The opinions expressed herein are solely for your benefit, and may not be relied upon in any manner or any purpose by any other person.

This opinion is for your benefit in connection with the filing of the Registration Statement and may be relied upon solely by you and by Fulbright & Jaworski LLP and by persons entitled to rely upon it pursuant to the applicable provisions of the Securities Act of 1933, as amended. We hereby consent to the use of this opinion as an exhibit to the Registration Statement and to the use of our name under the caption “Legal Matters” in the prospectus included in the Registration Statement.
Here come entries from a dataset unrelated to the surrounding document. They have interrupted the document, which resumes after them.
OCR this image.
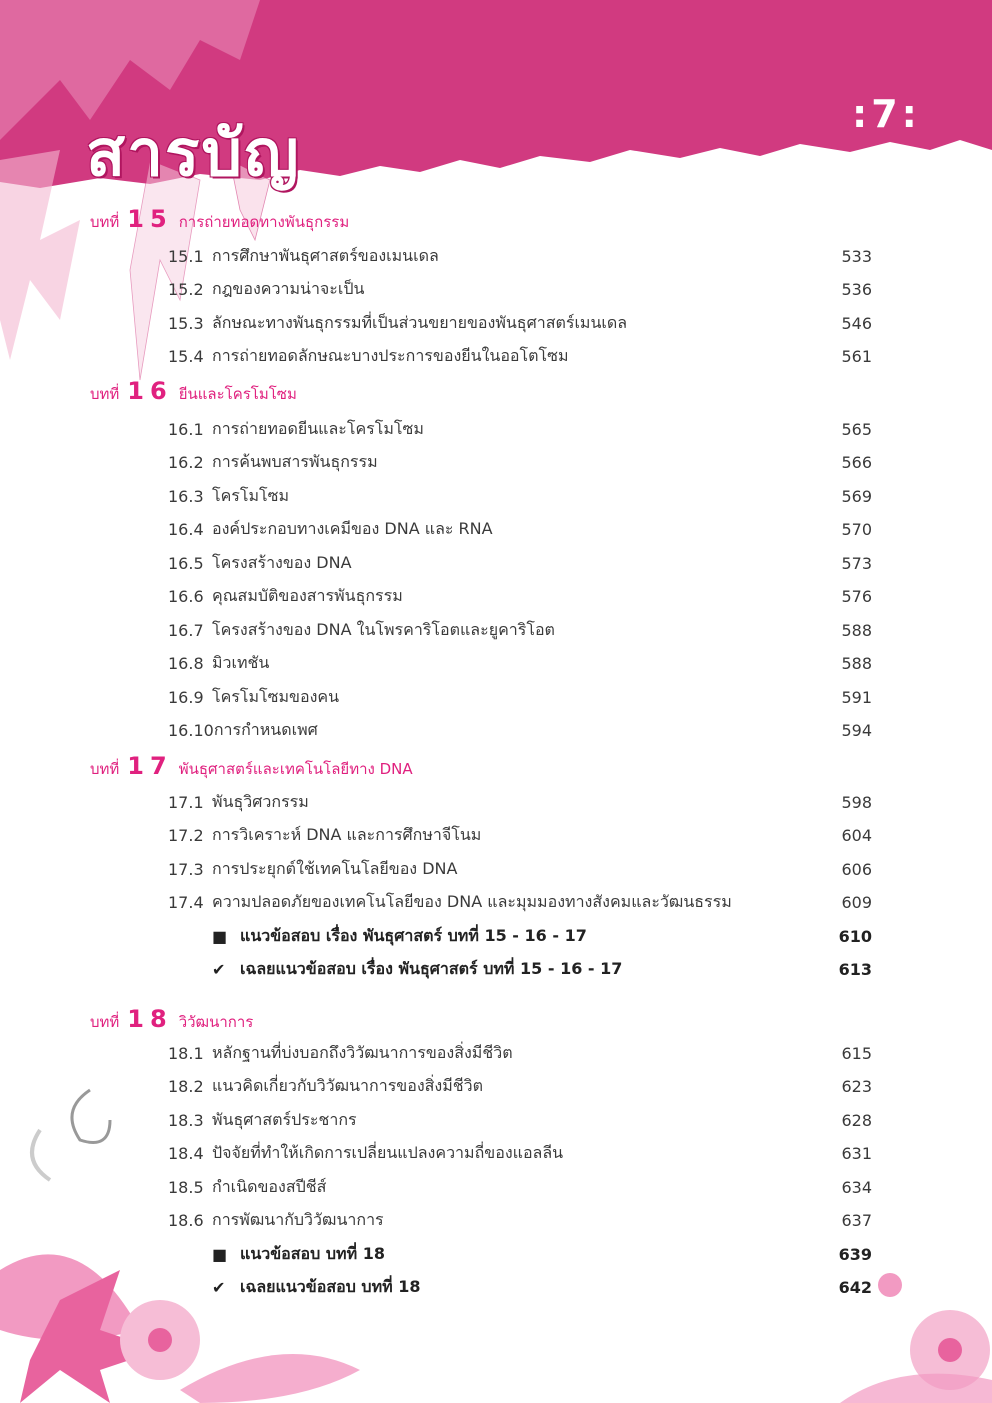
สารบัญ
:7:
บทที่ 15 การถ่ายทอดทางพันธุกรรม
15.1 การศึกษาพันธุศาสตร์ของเมนเดล	533
15.2 กฎของความน่าจะเป็น	536
15.3 ลักษณะทางพันธุกรรมที่เป็นส่วนขยายของพันธุศาสตร์เมนเดล	546
15.4 การถ่ายทอดลักษณะบางประการของยีนในออโตโซม	561
บทที่ 16 ยีนและโครโมโซม
16.1 การถ่ายทอดยีนและโครโมโซม	565
16.2 การค้นพบสารพันธุกรรม	566
16.3 โครโมโซม	569
16.4 องค์ประกอบทางเคมีของ DNA และ RNA	570
16.5 โครงสร้างของ DNA	573
16.6 คุณสมบัติของสารพันธุกรรม	576
16.7 โครงสร้างของ DNA ในโพรคาริโอตและยูคาริโอต	588
16.8 มิวเทชัน	588
16.9 โครโมโซมของคน	591
16.10 การกำหนดเพศ	594
บทที่ 17 พันธุศาสตร์และเทคโนโลยีทาง DNA
17.1 พันธุวิศวกรรม	598
17.2 การวิเคราะห์ DNA และการศึกษาจีโนม	604
17.3 การประยุกต์ใช้เทคโนโลยีของ DNA	606
17.4 ความปลอดภัยของเทคโนโลยีของ DNA และมุมมองทางสังคมและวัฒนธรรม	609
■ แนวข้อสอบ เรื่อง พันธุศาสตร์ บทที่ 15 - 16 - 17	610
✔ เฉลยแนวข้อสอบ เรื่อง พันธุศาสตร์ บทที่ 15 - 16 - 17	613
บทที่ 18 วิวัฒนาการ
18.1 หลักฐานที่บ่งบอกถึงวิวัฒนาการของสิ่งมีชีวิต	615
18.2 แนวคิดเกี่ยวกับวิวัฒนาการของสิ่งมีชีวิต	623
18.3 พันธุศาสตร์ประชากร	628
18.4 ปัจจัยที่ทำให้เกิดการเปลี่ยนแปลงความถี่ของแอลลีน	631
18.5 กำเนิดของสปีชีส์	634
18.6 การพัฒนากับวิวัฒนาการ	637
■ แนวข้อสอบ บทที่ 18	639
✔ เฉลยแนวข้อสอบ บทที่ 18	642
In giving this consent, we do not thereby admit that we are within the category of persons whose consent is required under Section 7 of the Securities Act of 1933, as amended, or the rules and regulations promulgated thereunder.

Very truly yours,

Réti, Antall & Partners Law Firm

 

/s/ Dr. Várszegi Zoltán

    

/s/ Dr. Antall György

Dr. Várszegi Zoltán      Dr. Antall György
Member of the Law Firm      Partner


Réti, Antall & Partners

 

SCHEDULE

List of documents examined for the purpose of issuing the Hungarian law opinion:

 

1. the Deed of Foundation of the Company dated as of May 23, 2012 (the “Deed of Foundation”);

 

2. the company registry extract of the Company dated as of July 27, 2012;

 

3. Members’ list of the company dated as of April 10, 2012.